ハノイ、ホーチミン市ではソフトウエア産業のハイテクパークを建設中、あるいは拡張中で、ハイテクパーク内では安価な高速インターネット利用が可能になっているほか、税制優遇措置などがとられている。これらのパークで働く労働者は今後、大幅に増加し、ソフトウエア製造や職業訓練の拠点となることが期待されている。ハイテクパークへの外国投資企業誘致にも熱心で、2002年2月上旬にクァンチュン・ソフトウエアパークで開催されたワークショップでは日本のIT企業32社からベトナムのIT環境について意見を聞いた。日本企業からは、ベトナム人若年労働者は勤勉で問題解決能力に優れているが経験や技能、外国語能力が不足している、ベトナムでソフトウエア産業を発展させるためにはなるべく早く産業育成に着手しなければならないといった意見が出された。日本のIT企業やソフトウエア産業界による出資を受け、ベトナム、日本のIT企業の指導によるIT技術者訓練を目的にした日越ポータル・プロジェクト(Portal Project)が開始されることになり、その皮切りとして日本での就労を希望するIT技術者および学生対象の日本語講座が2002年3月に開講され、この講座の最初の40名は無料で訓練を受講する予定である。

一方、ホーチミン市当局主催のプログラムにより、約1000人の若いITエンジニアがアメリカ合衆国およびカナダで3年間、職場における技能訓練を受けることになった。このプログラムに備えるため、参加するITエンジニアは既に北米で訓練を受けたIT専門家から指導を受ける。海外労働者派遣会社Suledo社が、プログラムに参加する候補者の選抜と訓練を担当する予定である。

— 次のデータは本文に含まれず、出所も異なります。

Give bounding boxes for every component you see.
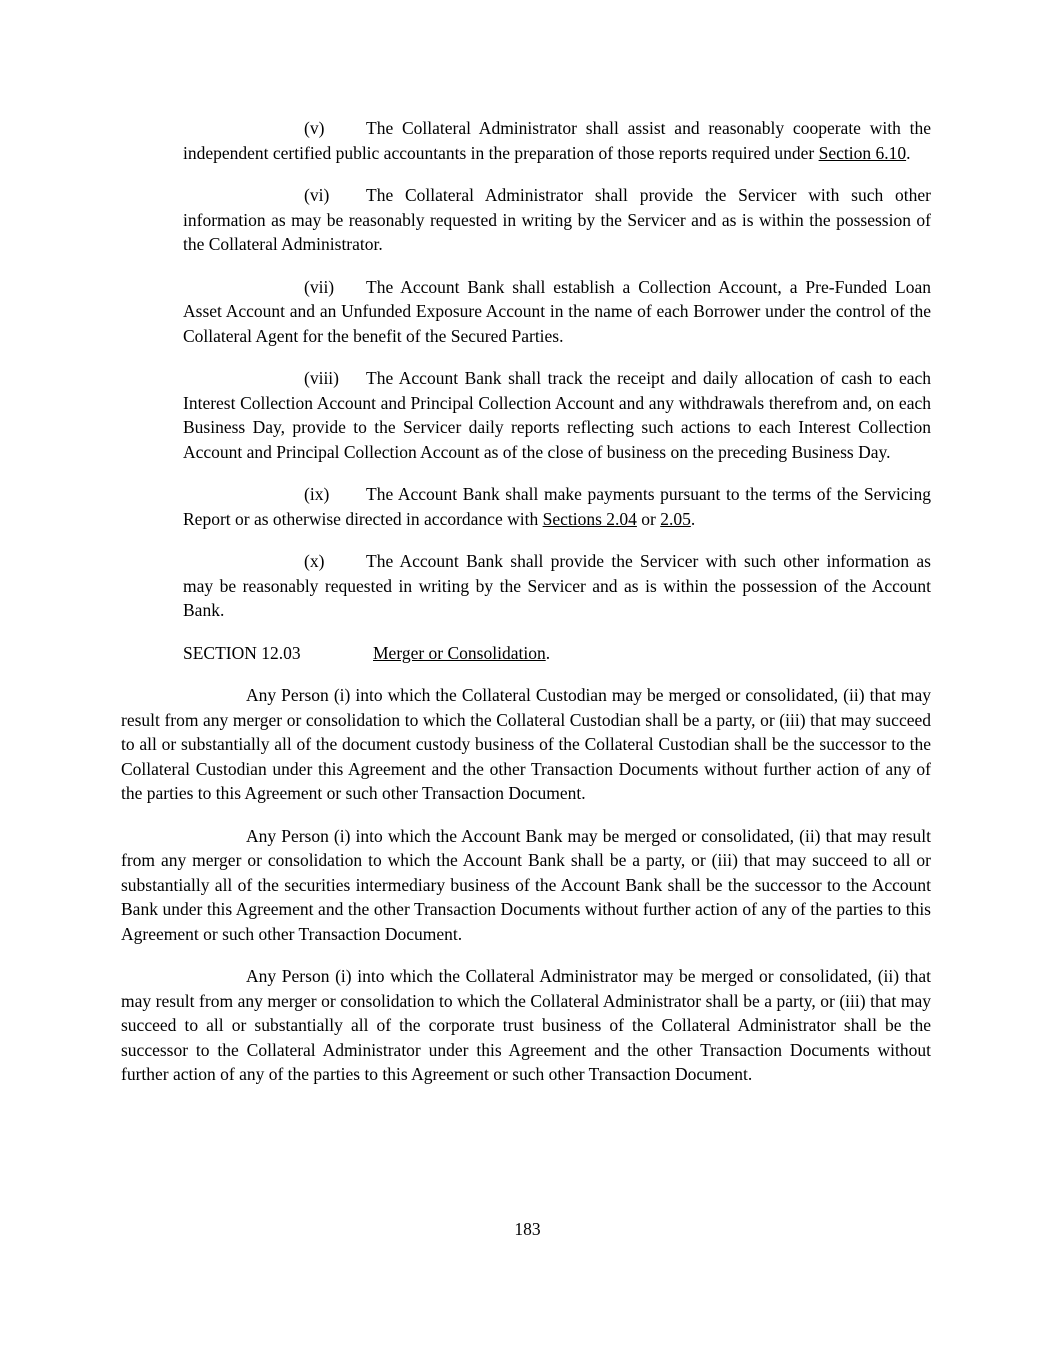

ソフトウエア産業では管理者レベルの人材が不足していることが課題だが、インド人、中国人労働者に比べて賃金が低いため、ソフトウエア生産が発展する可能性が指摘されている。2000年に政府が発表したソフトウエア産業育成策によると、2005年までに5万人のIT技術者を養成し、そのうち、2万5000人は高度な技術を持ち、英語を話すことができるIT技術者を養成するとしている。インターネット接続料金が高いことがソフトウエア開発の障害になっているが、ファン・バン・カイ首相は、インターネット接続料金の引き下げを提唱しており、最近では、2003年までに研究機関、大学、職業訓練校におけるインターネット利用を拡大するとした決定を承認している。